Windows 8 accounted for 14.6% of the personal computers running Microsoft's flagship Windows operating system, a one-month jump of a percentage point. The difference between the numbers for all personal computers and only those running Windows was due to the fact that Windows powers 91.6% of all personal computers, not 100%.

But even with its increase in August, Windows 8 still failed to keep up with the uptake tempo of Windows Vista, the 2007 flop that even Microsoft executives disparaged amongst themselves.

At the point in Vista's post-release timeline that corresponded to August, that system ran on 14.3% of all personal computers -- a larger percentage than Windows 8 had last month -- and on 15.1% of all Windows PCs. The latter is the most credible measure of comparison, because it accounts for the slightly-greater dominance of Windows at the time. (When Vista was in its 22nd month after launch, Windows powered 94.4% of all personal computers.)

But the gap between Windows 8's and Vista's uptakes did narrow in August.
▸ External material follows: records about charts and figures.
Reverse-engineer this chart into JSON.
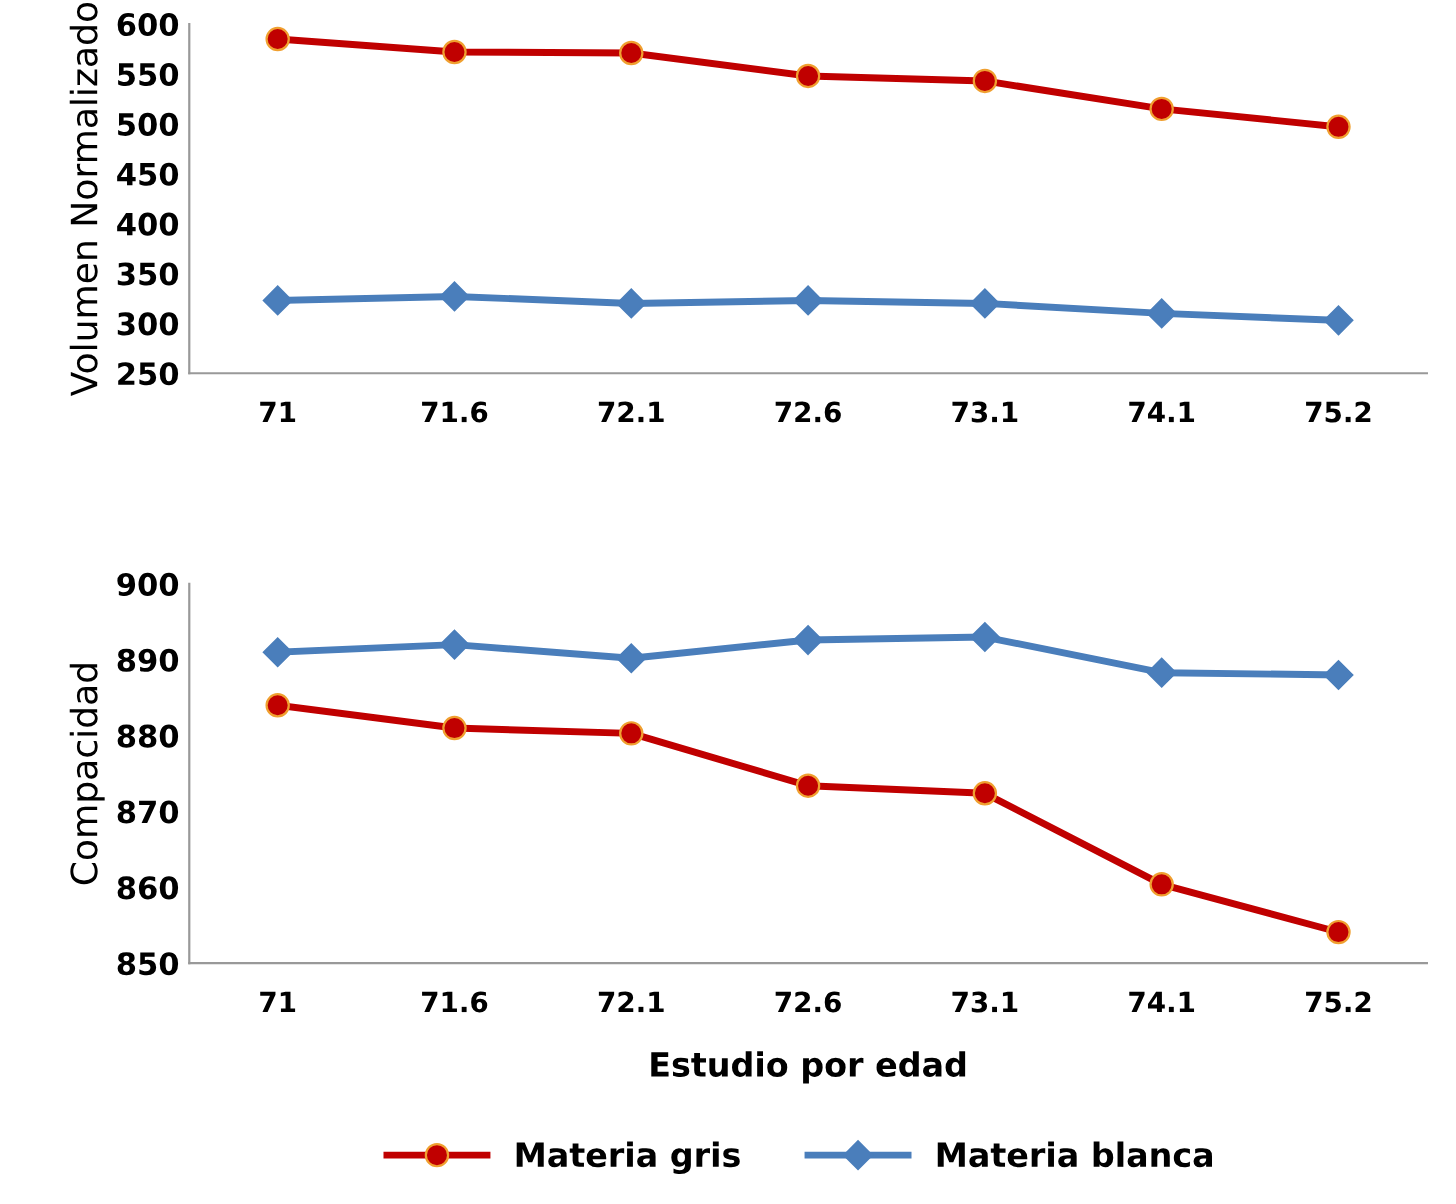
{
  "chart_data": [
    {
      "type": "line",
      "ylabel": "Volumen Normalizado",
      "categories": [
        "71",
        "71.6",
        "72.1",
        "72.6",
        "73.1",
        "74.1",
        "75.2"
      ],
      "ylim": [
        250,
        600
      ],
      "yticks": [
        250,
        300,
        350,
        400,
        450,
        500,
        550,
        600
      ],
      "grid": false,
      "legend": false,
      "series": [
        {
          "color": "#c00000",
          "marker": "circle",
          "values": [
            585,
            572,
            571,
            548,
            543,
            515,
            497
          ]
        },
        {
          "color": "#4a7ebb",
          "marker": "diamond",
          "values": [
            323,
            327,
            320,
            323,
            320,
            310,
            303
          ]
        }
      ]
    },
    {
      "type": "line",
      "ylabel": "Compacidad",
      "xlabel": "Estudio por edad",
      "categories": [
        "71",
        "71.6",
        "72.1",
        "72.6",
        "73.1",
        "74.1",
        "75.2"
      ],
      "ylim": [
        850,
        900
      ],
      "yticks": [
        850,
        860,
        870,
        880,
        890,
        900
      ],
      "grid": false,
      "legend": "bottom",
      "series": [
        {
          "name": "Materia gris",
          "color": "#c00000",
          "marker": "circle",
          "values": [
            884,
            881,
            880.3,
            873.4,
            872.4,
            860.4,
            854.1
          ]
        },
        {
          "name": "Materia blanca",
          "color": "#4a7ebb",
          "marker": "diamond",
          "values": [
            891,
            892,
            890.2,
            892.6,
            893,
            888.3,
            888
          ]
        }
      ]
    }
  ]
}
The difference was half a percentage point last month, compared to seven-tenths of a point the month before.

The increase of Windows 8's user share -- a rough measurement of the number of personal computers running a specific operating system -- cannot be traced with certainty to any one cause: There are too many variables. One possibility is that back-to-school sales of new PCs have been brisk enough to boost Windows 8/8.1's share. In August-September 2013, for example, Windows 8's user share surged by 3.5 percentage points.

Windows 8 is expected to be superseded by the next edition of Windows -- code-named Threshold -- in the first half of 2015.

While Windows 8 gained ground in August, Windows 7 remained flat at 51.2%. It was the first month in the last six that the 2009 operating system did not see its share grow.

Meanwhile, Windows XP's user share fell nine-tenths of a percentage point in August; it accounted for 23.9% of all personal computers and 26.1% of those running Windows. The decline was the second consecutive after a one-month pause in XP's gradual demise.

Computerworld now projects that Windows XP will still be running between 21% and 22% of the world's personal computers at the end of 2014.

It's improbable that XP's losses directly translated into gains by Windows 8, even though the two numbers were nearly identical. Instead, it's much more likely that some users migrated from XP to Windows 7, while a different group, albeit a similar number, upgraded from Windows 7 to Windows 8.1.

Another analytics company, Ireland's StatCounter, had different numbers for Windows. StatCounter's figures are typically different from those of Net Applications because the former tallies usage share by counting page views to show how active users of each operating system are on the Web.

StatCounter pegged July's Windows 8 and 8.1 usage share at 15.7%, Windows 7's at 55.7% and XP's at 14.3%.